By the end of the 1920s, the magazine took on a style more imitative of the most prominent literary magazine of the time. “The schtick of these college humor magazines was that they were all trying to be little New Yorker magazines,” says Hamlet. One of the ways college humor magazines imitated the New Yorker was through monthly gossip columns. But, to modern readers lacking inside information, many of the jokes of that era fall flat. A look at the Octopus’s 1929 SCANDALS columns gives a candid glimpse into the lives of students: “Summer has come! A lemonade stand at the corner of Lake and Langdon has put up a bright new orange and green awning. Already it has been used as a parking place for couples. Yes, that’s the honest truth!”
1930s: The Octopus Grows Up
The content of the magazine grew more complex — and, at times, more mature —during the 1930s. By 1939, as the world had slipped into war, the November issue’s On Second Thought column felt all grown up in its wartime politics in this lead-off item: “Senator Carter Glass said of Adolf Hitler, ‘His word isn’t worth a thrip.’ Thrip is an English slang for threepence; the Chicago Tribune had better frisk Senator Glass for more foreign propaganda.” Luckily, the column didn’t stay serious for long: “The birth rate in all democratic countries is falling off rapidly. Isn’t there something we can do about this?”
That same year, a cartoon feature chronicled the life of coed Clara Netwick in Life Discloses the Happy Weekend of a Wisconsin Coed. Showing Clara and her date, Hubert Fidgets, amid a ballroom filled with dancing couples, the caption reads: “This is the Polygon Dance, which engineers go to as part of their socializing process (including a subscription to the Wisconsin Engineer). Clara’s girdle is too tight, and Great Hall is overheated. Everything points to a lovely evening for this young couple.”
1940s: The Magazine Hits its Stride
It is this sort of intimate look at the ridiculousness of life as a student that would probably capture the imagination of the modern reader. Candid, close-up content related to student life continued into the 1940s and beyond. During this period, the magazine begins to have more illustrations, cartoons, and special features with inventive designs.

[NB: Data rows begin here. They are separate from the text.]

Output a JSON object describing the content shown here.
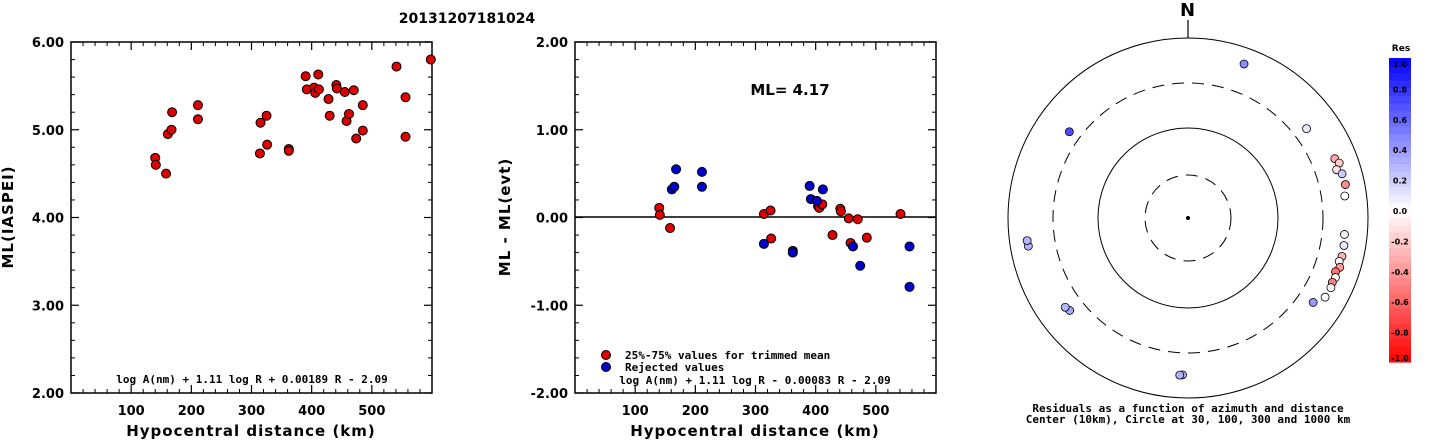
{
  "figure": {
    "title": "20131207181024"
  },
  "chart_data": [
    {
      "type": "scatter",
      "ylabel": "ML(IASPEI)",
      "xlabel": "Hypocentral distance (km)",
      "xlim": [
        0,
        600
      ],
      "ylim": [
        2.0,
        6.0
      ],
      "xticks": [
        "100",
        "200",
        "300",
        "400",
        "500"
      ],
      "yticks": [
        "2.00",
        "3.00",
        "4.00",
        "5.00",
        "6.00"
      ],
      "annotation": "log A(nm) + 1.11 log R + 0.00189 R - 2.09",
      "series": [
        {
          "color": "#dd0000",
          "points": [
            [
              140,
              4.68
            ],
            [
              141,
              4.6
            ],
            [
              158,
              4.5
            ],
            [
              161,
              4.95
            ],
            [
              167,
              5.0
            ],
            [
              168,
              5.2
            ],
            [
              211,
              5.28
            ],
            [
              211,
              5.12
            ],
            [
              315,
              5.08
            ],
            [
              314,
              4.73
            ],
            [
              325,
              5.16
            ],
            [
              326,
              4.83
            ],
            [
              362,
              4.78
            ],
            [
              362,
              4.76
            ],
            [
              390,
              5.61
            ],
            [
              392,
              5.46
            ],
            [
              404,
              5.48
            ],
            [
              406,
              5.42
            ],
            [
              411,
              5.63
            ],
            [
              412,
              5.46
            ],
            [
              428,
              5.35
            ],
            [
              430,
              5.16
            ],
            [
              441,
              5.51
            ],
            [
              442,
              5.47
            ],
            [
              455,
              5.43
            ],
            [
              458,
              5.1
            ],
            [
              462,
              5.18
            ],
            [
              470,
              5.45
            ],
            [
              474,
              4.9
            ],
            [
              485,
              5.28
            ],
            [
              485,
              4.99
            ],
            [
              541,
              5.72
            ],
            [
              556,
              5.37
            ],
            [
              556,
              4.92
            ],
            [
              598,
              5.8
            ]
          ]
        }
      ]
    },
    {
      "type": "scatter",
      "ylabel": "ML - ML(evt)",
      "xlabel": "Hypocentral distance (km)",
      "xlim": [
        0,
        600
      ],
      "ylim": [
        -2.0,
        2.0
      ],
      "xticks": [
        "100",
        "200",
        "300",
        "400",
        "500"
      ],
      "yticks": [
        "-2.00",
        "-1.00",
        "0.00",
        "1.00",
        "2.00"
      ],
      "ml_label": "ML= 4.17",
      "annotation": "log A(nm) + 1.11 log R - 0.00083 R - 2.09",
      "series": [
        {
          "name": "25%-75% values for trimmed mean",
          "color": "#dd0000",
          "points": [
            [
              140,
              0.11
            ],
            [
              141,
              0.03
            ],
            [
              158,
              -0.12
            ],
            [
              314,
              0.04
            ],
            [
              325,
              0.08
            ],
            [
              326,
              -0.24
            ],
            [
              404,
              0.13
            ],
            [
              406,
              0.11
            ],
            [
              411,
              0.15
            ],
            [
              428,
              -0.2
            ],
            [
              441,
              0.1
            ],
            [
              442,
              0.07
            ],
            [
              455,
              -0.01
            ],
            [
              458,
              -0.29
            ],
            [
              470,
              -0.02
            ],
            [
              485,
              -0.23
            ],
            [
              541,
              0.04
            ]
          ]
        },
        {
          "name": "Rejected values",
          "color": "#0000cc",
          "points": [
            [
              161,
              0.32
            ],
            [
              165,
              0.35
            ],
            [
              168,
              0.55
            ],
            [
              211,
              0.52
            ],
            [
              211,
              0.35
            ],
            [
              314,
              -0.3
            ],
            [
              362,
              -0.38
            ],
            [
              362,
              -0.4
            ],
            [
              390,
              0.36
            ],
            [
              392,
              0.21
            ],
            [
              402,
              0.19
            ],
            [
              412,
              0.32
            ],
            [
              462,
              -0.33
            ],
            [
              474,
              -0.55
            ],
            [
              556,
              -0.33
            ],
            [
              556,
              -0.79
            ]
          ]
        }
      ]
    },
    {
      "type": "polar-scatter",
      "north_label": "N",
      "caption_line1": "Residuals as a function of azimuth and distance",
      "caption_line2": "Center (10km), Circle at 30, 100, 300 and 1000 km",
      "colorbar": {
        "title": "Res",
        "ticks": [
          "1.0",
          "0.8",
          "0.6",
          "0.4",
          "0.2",
          "0.0",
          "-0.2",
          "-0.4",
          "-0.6",
          "-0.8",
          "-1.0"
        ]
      },
      "points": [
        {
          "az": 20,
          "dist": 650,
          "res": 0.45
        },
        {
          "az": 53,
          "dist": 430,
          "res": 0.1
        },
        {
          "az": 68,
          "dist": 560,
          "res": -0.35
        },
        {
          "az": 70,
          "dist": 600,
          "res": -0.2
        },
        {
          "az": 72,
          "dist": 530,
          "res": -0.1
        },
        {
          "az": 74,
          "dist": 590,
          "res": 0.2
        },
        {
          "az": 78,
          "dist": 600,
          "res": -0.45
        },
        {
          "az": 82,
          "dist": 560,
          "res": 0.0
        },
        {
          "az": 96,
          "dist": 545,
          "res": 0.05
        },
        {
          "az": 100,
          "dist": 560,
          "res": 0.1
        },
        {
          "az": 104,
          "dist": 565,
          "res": -0.3
        },
        {
          "az": 106,
          "dist": 545,
          "res": 0.0
        },
        {
          "az": 108,
          "dist": 580,
          "res": -0.4
        },
        {
          "az": 110,
          "dist": 540,
          "res": -0.55
        },
        {
          "az": 112,
          "dist": 570,
          "res": 0.0
        },
        {
          "az": 114,
          "dist": 555,
          "res": -0.5
        },
        {
          "az": 116,
          "dist": 570,
          "res": 0.0
        },
        {
          "az": 120,
          "dist": 560,
          "res": 0.0
        },
        {
          "az": 124,
          "dist": 460,
          "res": 0.4
        },
        {
          "az": 182,
          "dist": 540,
          "res": 0.3
        },
        {
          "az": 183,
          "dist": 545,
          "res": 0.3
        },
        {
          "az": 232,
          "dist": 450,
          "res": 0.35
        },
        {
          "az": 234,
          "dist": 470,
          "res": 0.3
        },
        {
          "az": 260,
          "dist": 620,
          "res": 0.3
        },
        {
          "az": 262,
          "dist": 625,
          "res": 0.3
        },
        {
          "az": 306,
          "dist": 410,
          "res": 0.7
        }
      ]
    }
  ]
}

One such design was on the March 1949 issue’s cover: a spoof of a Daily Cardinal front page (listing a price of “Too Much per copy”). The Octopus produced its own version of the student newspaper on newsprint and bound it into the middle of the magazine. The mock newspaper included articles such as, “Student Board Split, 17–1, In Surprise Action,” “Co-eds Demand Beard Suffrage,” and “Student Bored by Smorgasbord Editorial Board.” This send-up of “real news” publications such as the Daily Cardinal — one of dozens by the Octopus — is still replicated today in another publication with Madison roots: the Onion.
As always, corny jokes abounded in the 1940s. But by 1949, these short chucklers grew in quality:
“Look, is that lady’s dress torn or am I seeing things?”
First drunk: “Shay, know what time is it?”
Second drunk: “Yeah.”
First drunk: “Thanksh.”
1950s: Breaking Rules
The 1950s saw more photography and a greater variety of genres. A November 1954 issue featured “Ane Illustraeted Histourie ofe Womenn’s Fasshion: Europe and the Near East — 2900 B.C. to 1900 A.D.” This three-page article featured hand-drawn illustrations and began with, “It is written in small print somewhere in the scriptures that at the sight of woman’s first attempt at fashion design, man issued forth the first laugh.”
The material became more subversive and sometimes dark in the 1950s. “The fifties were a time of lots of rules and regulations,” says Hamlet, “and it was our job to try to break all of them.”
But there were limits to what the rebels at the Octopus could publish. “We always had a censor,” says Hamlet. “We paid to have a copy put on their desk, and they would tell us what we could and could not say. The censor was sometimes a student, sometimes faculty.”
During the magazine’s last years in print, “The Bounders of the Campus Are the Bounders of the State” emblazoned the covers — a backhanded reference to the Wisconsin Idea. The first page of the March 1958 issue was a stark photograph of a drunk lying passed out in a muddy gutter with the caption, “Sabbatical.” It was one of the grimmest images in the entire run of the magazine. Octy’s Dream Girl was replaced by Nancy Myers, Octy’s Uninhibited Co-ed (who showed a lot of leg). The sexual revolution was beginning, and the jokes were more risqué and, arguably, much funnier than the previous three decades.
“No,” said the centipede, crossing her legs, “a hundred times no.”
“Then there’s the one about the sweet young thing who bought herself a bicycle so she could peddle it out in the country.”
News Item: A roaring twister last Wednesday carried off Jim Bennington’s house and all of his eight children are missing. Neighbors donated a bed to give Jim and his wife a new start.
“We see a new edition of Hawthorne’s “Scarlet Letter” is coming out under the title “How Hester Won Her A.”